Continuing work to develop an improved percutaneous valvuloplasty procedure “is promising”, said Johann Chris Ragg (Angioclinic Vein Centers, Berlin, Munich, Germany, and Zurich, Switzerland), as he updated delegates on the technique at the annual American College of Phlebology meeting (ACP; 2–5 November, Austin, USA). He also argued that now is the time to “prepare the stage” for this treatment, primarily by recognising early phase reflux as its own specific disease.
Valve zone dilation is one of the three ways by which primary venous insufficiency can develop (alongside congenital valve defects and inflammatory valve degeneration). This leads to consecutive local overload and progression of venous incompetence. “If dilation is the problem, compression could be the solution,” Ragg told ACP delegates, by treating the temporary reflux that marks the beginning of the disease process. In the case of percutaneous valvuloplasty, this can be achieved using perivenous hyaluronan gel to shape the vein and restore flow.
A “good” percutaneous valvuloplasty procedure requires the selection of patients with failing, but still intact and mobile, cusps, Ragg explained. The hyaluronan gel must have an appropriate balance of injectability (which improves as viscosity is reduced) and durability (which improves as viscosity increases). Finally, the injection technique should place minimal amounts of gel as close as possible to the vein wall, in order to make the procedure more effective and more affordable.

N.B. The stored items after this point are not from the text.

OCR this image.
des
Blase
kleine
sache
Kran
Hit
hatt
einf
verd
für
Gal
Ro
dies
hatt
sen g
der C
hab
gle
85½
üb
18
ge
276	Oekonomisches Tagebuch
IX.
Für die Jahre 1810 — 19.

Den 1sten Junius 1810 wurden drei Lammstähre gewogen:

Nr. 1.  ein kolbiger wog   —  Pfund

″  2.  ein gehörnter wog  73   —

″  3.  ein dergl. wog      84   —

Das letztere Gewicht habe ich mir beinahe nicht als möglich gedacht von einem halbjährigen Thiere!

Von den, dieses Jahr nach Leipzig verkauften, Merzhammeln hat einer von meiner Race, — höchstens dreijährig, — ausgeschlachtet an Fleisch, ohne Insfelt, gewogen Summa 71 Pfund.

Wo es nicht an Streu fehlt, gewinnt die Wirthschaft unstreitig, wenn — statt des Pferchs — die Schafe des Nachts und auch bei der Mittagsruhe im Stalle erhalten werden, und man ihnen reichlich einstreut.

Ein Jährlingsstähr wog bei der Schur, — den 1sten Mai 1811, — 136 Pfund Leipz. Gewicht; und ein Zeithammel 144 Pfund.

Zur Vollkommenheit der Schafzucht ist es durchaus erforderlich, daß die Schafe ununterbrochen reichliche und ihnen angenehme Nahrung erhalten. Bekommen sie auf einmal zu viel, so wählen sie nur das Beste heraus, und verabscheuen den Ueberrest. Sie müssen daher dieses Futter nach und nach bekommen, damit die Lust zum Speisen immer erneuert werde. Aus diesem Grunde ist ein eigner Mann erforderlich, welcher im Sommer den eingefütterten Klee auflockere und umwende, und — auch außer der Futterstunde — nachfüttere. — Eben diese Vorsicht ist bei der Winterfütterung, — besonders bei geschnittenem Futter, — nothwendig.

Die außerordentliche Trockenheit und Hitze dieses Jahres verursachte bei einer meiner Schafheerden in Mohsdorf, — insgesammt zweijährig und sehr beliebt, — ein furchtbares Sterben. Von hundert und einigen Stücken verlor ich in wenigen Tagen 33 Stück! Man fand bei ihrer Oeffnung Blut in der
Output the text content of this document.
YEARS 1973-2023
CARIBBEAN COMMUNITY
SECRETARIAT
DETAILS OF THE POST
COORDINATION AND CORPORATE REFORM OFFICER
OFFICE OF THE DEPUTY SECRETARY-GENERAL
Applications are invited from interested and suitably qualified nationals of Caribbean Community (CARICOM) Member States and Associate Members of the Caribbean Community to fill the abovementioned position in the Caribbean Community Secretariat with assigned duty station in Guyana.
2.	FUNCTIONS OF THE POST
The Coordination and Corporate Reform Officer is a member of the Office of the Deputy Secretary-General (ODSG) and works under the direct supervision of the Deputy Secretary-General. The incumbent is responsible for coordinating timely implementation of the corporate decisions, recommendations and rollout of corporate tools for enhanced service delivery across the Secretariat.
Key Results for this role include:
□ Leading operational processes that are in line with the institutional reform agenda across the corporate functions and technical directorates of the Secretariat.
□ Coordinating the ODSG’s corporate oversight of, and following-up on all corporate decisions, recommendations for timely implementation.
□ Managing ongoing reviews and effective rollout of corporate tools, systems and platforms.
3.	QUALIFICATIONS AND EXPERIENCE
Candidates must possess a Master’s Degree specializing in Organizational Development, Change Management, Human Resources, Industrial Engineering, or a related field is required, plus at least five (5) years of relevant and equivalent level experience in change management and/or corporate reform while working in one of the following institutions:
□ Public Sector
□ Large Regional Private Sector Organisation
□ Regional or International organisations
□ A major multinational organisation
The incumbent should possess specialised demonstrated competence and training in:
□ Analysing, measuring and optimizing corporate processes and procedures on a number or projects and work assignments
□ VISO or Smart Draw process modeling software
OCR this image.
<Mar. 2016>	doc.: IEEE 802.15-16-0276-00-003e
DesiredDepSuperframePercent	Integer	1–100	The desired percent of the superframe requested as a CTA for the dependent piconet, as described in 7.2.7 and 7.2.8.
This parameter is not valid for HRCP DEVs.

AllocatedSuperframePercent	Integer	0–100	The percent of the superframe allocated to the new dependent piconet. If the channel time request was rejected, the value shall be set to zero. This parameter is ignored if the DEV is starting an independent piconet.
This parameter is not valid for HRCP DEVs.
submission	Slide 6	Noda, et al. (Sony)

The first two trials of percutaneous valvuloplasty conducted were very similar in design, but used two different gels. The first study took place in 2013 and used Macrolane (VRF 30), which is a low-cost, large-particle (>1mm) gel previously approved for breast enhancement procedures. The second trial ran from 2014 to 2015 and used Princess (Croma/Austria), which is a smooth, small-particle (<0.2mm) gel approved for aesthetic use.
The first study included 23 patients (15 female and eight males aged 38–67 years). The second study enrolled 18 patients (12 females and six males aged 34–69 years). Both trials were for proximal valve incompetence of the greater saphenous vein. The patient cohort for the first trial had vein diameters of 7–11.5mm with a mean diameter of 8.6mm. The cohort for the second trial had vein diameters of 7–11.8mm with a mean diameter of 8.9mm. Follow-up for both trials went out to 52 weeks and used ultrasound 3D scans.
Initial haemodynamic success was achieved in 92.6% (n=22) of Macrolane patients and 100% (n=18) Princess patients. A second session was required for 31.8% (n=7) of Macrolane patients and 27.8% (n=5) of Princess patients. Supplementary injections at one year were given to 31.8% (n=7) of Macrolane patients and 22.2% (n=4) of Princess patients. At one year follow-up, 100% of both groups had orthograde flow. The volume of gel used was higher in the Macrolane group (12–35ml, mean 19.4ml) than in the Princess group (4–9ml, mean 6.9ml). As for cost, Macrolane was much cheaper (US$18/ml) than Princess (US$120/ml), with a mean procedure cost of US$350 versus US$830.
A third study, conducted in 2017, evaluated hyaluronan gel, which Ragg described as the next step in the “evolution of injectable gels”. The average human has approximately 15g of hyaluronan in their body, one third of which is degraded and synthesised every day. Linkage of monophasic hyaluronan molecules with sorbitol is one way in which the viscosity, stability and persistence of injectable products can be modified.
Ragg explained that the 2017 trial used this approach to inject hyaluronan gel with access site local anaesthesia and ultrasound monitoring, with no bandages or compression stockings used afterwards. Twelve patients (six female and six male aged 32–54 years) with proximal valve incompetence of the greater saphenous vein were treated. Vein diameters ranged from 7–12mm with a mean of 8.3mm. Orthograde flow was established in 100% (n=12) of cases, with no migration observed at three months. The gel volume used was 3–6.2ml with a mean of 4.7ml, and the potential mean cost was US$260—less gel and lower costs than in both the Macrolane and Princess trials.
“If you can modify a vein’s diameter by using a natural substance with a simple small-needle injection, big question marks arise concerning many kinds of vein surgeries,” Ragg suggested. “For example, thermal occlusion, sclerotherapy and gluing are all just killing veins with varying levels of risk.”
“Percutaneous valvuloplasty is a simple procedure for anyone who is used to ultrasound-guided punctures,” Ragg continued. “It is minimally invasive, easily adjustable and rechargeable, and is suitable for the early stages of vein valve insufficiency. Work to simplify injections and use smaller volumes is promising, and we now need to prepare the stage by recognising early phase reflux as a specific disease.”